NYPD Red 3
- First edition
- Author: James Patterson and Marshall Karp
- Language: English
- Genre: Adventure novel
- Publisher: Little, Brown and Company
- Publication date: March 16, 2015
- Publication place: United States
- Media type: Print (hardcover)
- Pages: 384 pp (first edition, hardcover)
- ISBN: 0316406996
- Preceded by: NYPD Red 2
- Followed by: NYPD Red 4

= NYPD Red 3 =

2015 novel by James Patterson

NYPD Red 3 is the third novel in the James Patterson NYPD Red series.

==Plot==
This third novel in the NYPD Red series centers on two of the NYPD Red detectives, Zach Jordan and his partner Kylie MacDonald. NYPD Red, an entity invented by Patterson for his series, is an elite and well trained unit that has the job of protecting the rich, the famous and the well connected. This duo get called into a case in which the headless body of a man named Peter who was the chauffeur of one of New York's most powerful men, Hunter Alden, is found in the garage. Alden's son also goes missing and a witness swears he and his friend were kidnapped. Alden denies his son is missing and is reluctant to help the police. Zach and Kylie, who are both trying to sort out their own problems with domestic partners, must put their issues on hold to determine what is happening concerning the murder and alleged kidnapping cases assigned to them. The plot of this novel is full of very unexpected twists and turns.

==Reviews==
NYPD Red 3 was on the USA Today Best-Selling Books list for twelve weeks and at one point was number two on the list.

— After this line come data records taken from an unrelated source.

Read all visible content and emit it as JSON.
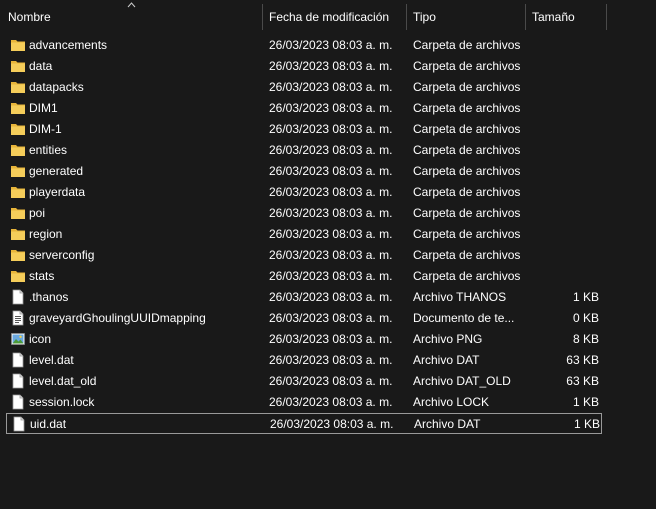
{
  "columns": {
    "name": "Nombre",
    "date": "Fecha de modificación",
    "type": "Tipo",
    "size": "Tamaño"
  },
  "rows": [
    {
      "name": "advancements",
      "date": "26/03/2023 08:03 a. m.",
      "type": "Carpeta de archivos",
      "size": "",
      "icon": "folder-icon"
    },
    {
      "name": "data",
      "date": "26/03/2023 08:03 a. m.",
      "type": "Carpeta de archivos",
      "size": "",
      "icon": "folder-icon"
    },
    {
      "name": "datapacks",
      "date": "26/03/2023 08:03 a. m.",
      "type": "Carpeta de archivos",
      "size": "",
      "icon": "folder-icon"
    },
    {
      "name": "DIM1",
      "date": "26/03/2023 08:03 a. m.",
      "type": "Carpeta de archivos",
      "size": "",
      "icon": "folder-icon"
    },
    {
      "name": "DIM-1",
      "date": "26/03/2023 08:03 a. m.",
      "type": "Carpeta de archivos",
      "size": "",
      "icon": "folder-icon"
    },
    {
      "name": "entities",
      "date": "26/03/2023 08:03 a. m.",
      "type": "Carpeta de archivos",
      "size": "",
      "icon": "folder-icon"
    },
    {
      "name": "generated",
      "date": "26/03/2023 08:03 a. m.",
      "type": "Carpeta de archivos",
      "size": "",
      "icon": "folder-icon"
    },
    {
      "name": "playerdata",
      "date": "26/03/2023 08:03 a. m.",
      "type": "Carpeta de archivos",
      "size": "",
      "icon": "folder-icon"
    },
    {
      "name": "poi",
      "date": "26/03/2023 08:03 a. m.",
      "type": "Carpeta de archivos",
      "size": "",
      "icon": "folder-icon"
    },
    {
      "name": "region",
      "date": "26/03/2023 08:03 a. m.",
      "type": "Carpeta de archivos",
      "size": "",
      "icon": "folder-icon"
    },
    {
      "name": "serverconfig",
      "date": "26/03/2023 08:03 a. m.",
      "type": "Carpeta de archivos",
      "size": "",
      "icon": "folder-icon"
    },
    {
      "name": "stats",
      "date": "26/03/2023 08:03 a. m.",
      "type": "Carpeta de archivos",
      "size": "",
      "icon": "folder-icon"
    },
    {
      "name": ".thanos",
      "date": "26/03/2023 08:03 a. m.",
      "type": "Archivo THANOS",
      "size": "1 KB",
      "icon": "file-icon"
    },
    {
      "name": "graveyardGhoulingUUIDmapping",
      "date": "26/03/2023 08:03 a. m.",
      "type": "Documento de te...",
      "size": "0 KB",
      "icon": "text-document-icon"
    },
    {
      "name": "icon",
      "date": "26/03/2023 08:03 a. m.",
      "type": "Archivo PNG",
      "size": "8 KB",
      "icon": "image-file-icon"
    },
    {
      "name": "level.dat",
      "date": "26/03/2023 08:03 a. m.",
      "type": "Archivo DAT",
      "size": "63 KB",
      "icon": "file-icon"
    },
    {
      "name": "level.dat_old",
      "date": "26/03/2023 08:03 a. m.",
      "type": "Archivo DAT_OLD",
      "size": "63 KB",
      "icon": "file-icon"
    },
    {
      "name": "session.lock",
      "date": "26/03/2023 08:03 a. m.",
      "type": "Archivo LOCK",
      "size": "1 KB",
      "icon": "file-icon"
    },
    {
      "name": "uid.dat",
      "date": "26/03/2023 08:03 a. m.",
      "type": "Archivo DAT",
      "size": "1 KB",
      "icon": "file-icon"
    }
  ],
  "selected_row": "uid.dat",
  "colors": {
    "background": "#191919",
    "text": "#ffffff",
    "folder": "#f0c050",
    "selection_border": "#999999"
  }
}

The Literary Guild did not review this book, but made a positive comment, saying it was "suspenseful, thrilling, and a classic Patterson page-turner." Book Reporter liked this book, saying, "Patterson and Karp have a winning formula here that does not read like formula writing at all and hopefully will continue for some time to come." A unique site that reviews books, Ramblings of a Coffee Addicted Writer, wrote a positive review of this novel, saying, "Overall, NYPD Red 3 is a fast-paced, intense thrill-ride from start to finish."